Le cellule da infettare sono fondamentali per la coltivazione dei virus e possono essere: uova embrionate di

pollo e le colture cellulari. In patologia aviare vengono ancora molto usate le uova embrionate di pollo, le

colture cellulari, quando utilizzate, hanno la peculiarità di essere linee cellulari appartenenti alla specie di

riferimento, o pollo o tacchino in genere.

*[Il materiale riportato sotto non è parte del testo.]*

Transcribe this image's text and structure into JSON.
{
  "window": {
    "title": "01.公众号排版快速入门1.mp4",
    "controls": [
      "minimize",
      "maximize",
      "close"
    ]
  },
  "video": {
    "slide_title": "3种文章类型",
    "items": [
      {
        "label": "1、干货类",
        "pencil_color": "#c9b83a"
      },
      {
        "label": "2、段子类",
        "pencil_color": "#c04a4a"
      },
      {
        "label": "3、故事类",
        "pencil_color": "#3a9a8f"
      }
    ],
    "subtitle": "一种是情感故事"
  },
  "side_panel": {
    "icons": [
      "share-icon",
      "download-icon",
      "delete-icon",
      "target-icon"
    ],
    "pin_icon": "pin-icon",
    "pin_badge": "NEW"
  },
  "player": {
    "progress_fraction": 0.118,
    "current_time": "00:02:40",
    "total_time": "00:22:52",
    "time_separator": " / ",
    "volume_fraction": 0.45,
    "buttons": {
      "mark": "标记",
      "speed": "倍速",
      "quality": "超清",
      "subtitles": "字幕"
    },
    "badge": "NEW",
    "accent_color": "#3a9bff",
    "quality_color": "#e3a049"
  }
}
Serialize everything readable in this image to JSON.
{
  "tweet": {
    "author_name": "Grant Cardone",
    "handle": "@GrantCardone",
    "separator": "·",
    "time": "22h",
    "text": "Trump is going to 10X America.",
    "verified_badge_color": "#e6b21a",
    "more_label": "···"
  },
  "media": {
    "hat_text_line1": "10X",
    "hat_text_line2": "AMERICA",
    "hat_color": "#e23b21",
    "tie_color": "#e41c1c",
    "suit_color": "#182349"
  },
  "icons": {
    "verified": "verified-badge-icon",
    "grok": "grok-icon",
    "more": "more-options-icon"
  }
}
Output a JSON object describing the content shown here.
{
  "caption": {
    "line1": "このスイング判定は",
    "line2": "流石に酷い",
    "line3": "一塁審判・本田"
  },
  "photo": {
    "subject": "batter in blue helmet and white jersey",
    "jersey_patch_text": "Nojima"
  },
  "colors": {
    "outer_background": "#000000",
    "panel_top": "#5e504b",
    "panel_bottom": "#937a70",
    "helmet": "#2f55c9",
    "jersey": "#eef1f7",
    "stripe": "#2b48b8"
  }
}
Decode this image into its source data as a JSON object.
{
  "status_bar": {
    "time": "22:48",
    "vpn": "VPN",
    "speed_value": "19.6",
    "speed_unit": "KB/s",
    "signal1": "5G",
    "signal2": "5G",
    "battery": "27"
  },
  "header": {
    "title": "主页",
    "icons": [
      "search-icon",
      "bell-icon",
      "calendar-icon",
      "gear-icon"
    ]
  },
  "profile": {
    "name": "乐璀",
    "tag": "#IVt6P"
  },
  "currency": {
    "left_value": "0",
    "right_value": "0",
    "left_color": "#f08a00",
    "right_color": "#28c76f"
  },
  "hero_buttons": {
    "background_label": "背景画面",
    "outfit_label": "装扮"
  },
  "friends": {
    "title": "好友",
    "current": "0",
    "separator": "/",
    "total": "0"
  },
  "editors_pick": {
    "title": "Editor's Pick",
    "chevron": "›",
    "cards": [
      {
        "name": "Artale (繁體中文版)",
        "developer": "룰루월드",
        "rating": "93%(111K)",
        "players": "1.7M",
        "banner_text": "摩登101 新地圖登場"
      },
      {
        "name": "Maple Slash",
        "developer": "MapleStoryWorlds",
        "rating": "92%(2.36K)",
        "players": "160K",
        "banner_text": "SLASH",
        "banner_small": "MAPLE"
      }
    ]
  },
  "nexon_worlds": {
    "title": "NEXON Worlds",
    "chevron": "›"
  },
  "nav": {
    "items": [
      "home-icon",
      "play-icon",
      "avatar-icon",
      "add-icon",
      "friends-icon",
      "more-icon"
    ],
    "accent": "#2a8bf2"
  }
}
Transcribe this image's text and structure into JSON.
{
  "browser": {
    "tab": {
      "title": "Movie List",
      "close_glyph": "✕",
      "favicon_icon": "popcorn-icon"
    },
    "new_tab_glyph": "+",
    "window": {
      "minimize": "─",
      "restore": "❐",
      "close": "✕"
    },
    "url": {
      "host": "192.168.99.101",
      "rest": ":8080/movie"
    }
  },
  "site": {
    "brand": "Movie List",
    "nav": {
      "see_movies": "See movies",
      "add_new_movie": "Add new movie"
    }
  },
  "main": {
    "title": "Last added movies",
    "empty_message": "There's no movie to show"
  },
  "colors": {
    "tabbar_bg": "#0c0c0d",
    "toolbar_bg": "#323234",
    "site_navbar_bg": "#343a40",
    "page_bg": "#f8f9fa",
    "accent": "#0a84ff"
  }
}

Su uova embrionate di pollo l’effetto citopatico che si osserva è: la formazione di placche opache con area

di necrosi centrale sulla membrana corion-allantoidea dopo 2 gg (post-infezione) e morte dell’embrione a 2-

12 gg.

Colture cellulari o su chicken Embryo Liver (CEL), polmone, rene (CEK, CK); l’effetto citopatico si vede dopo

4-6 h (crescono abbastanza velocemente) e si osserva: arrotondamento cellulare, sincizi, distacco cellule e

diventano transulucide, è come se riflettessero la luce del microscopio, c’è anche la formazione dei corpi

inclusi intranucleari (12h post infezione).

Replicazione virale

Il virus penetra per via respiratoria e per via oculare, è necessario il contatto del virus con l’epitelio nasale e

la replicazione si osserva soltanto a livello delle prime vie aeree (non da viremia) in modo particolare sulla

muscosa nasale e arriva sostanzialmente fino alla trachea. La laringotracheite non determina viremia, ma

comunque il virus è stato trovato anche nel cervello, lingua, timo, polmone, cuore, proventricolo, pancreas,

duodeno, ciechi, tonsille ciecali, fegato, milza, rene e borsa, sono tutti riscontri di laboratorio, si è supposto

che si associa ai leucociti e viene veicolato.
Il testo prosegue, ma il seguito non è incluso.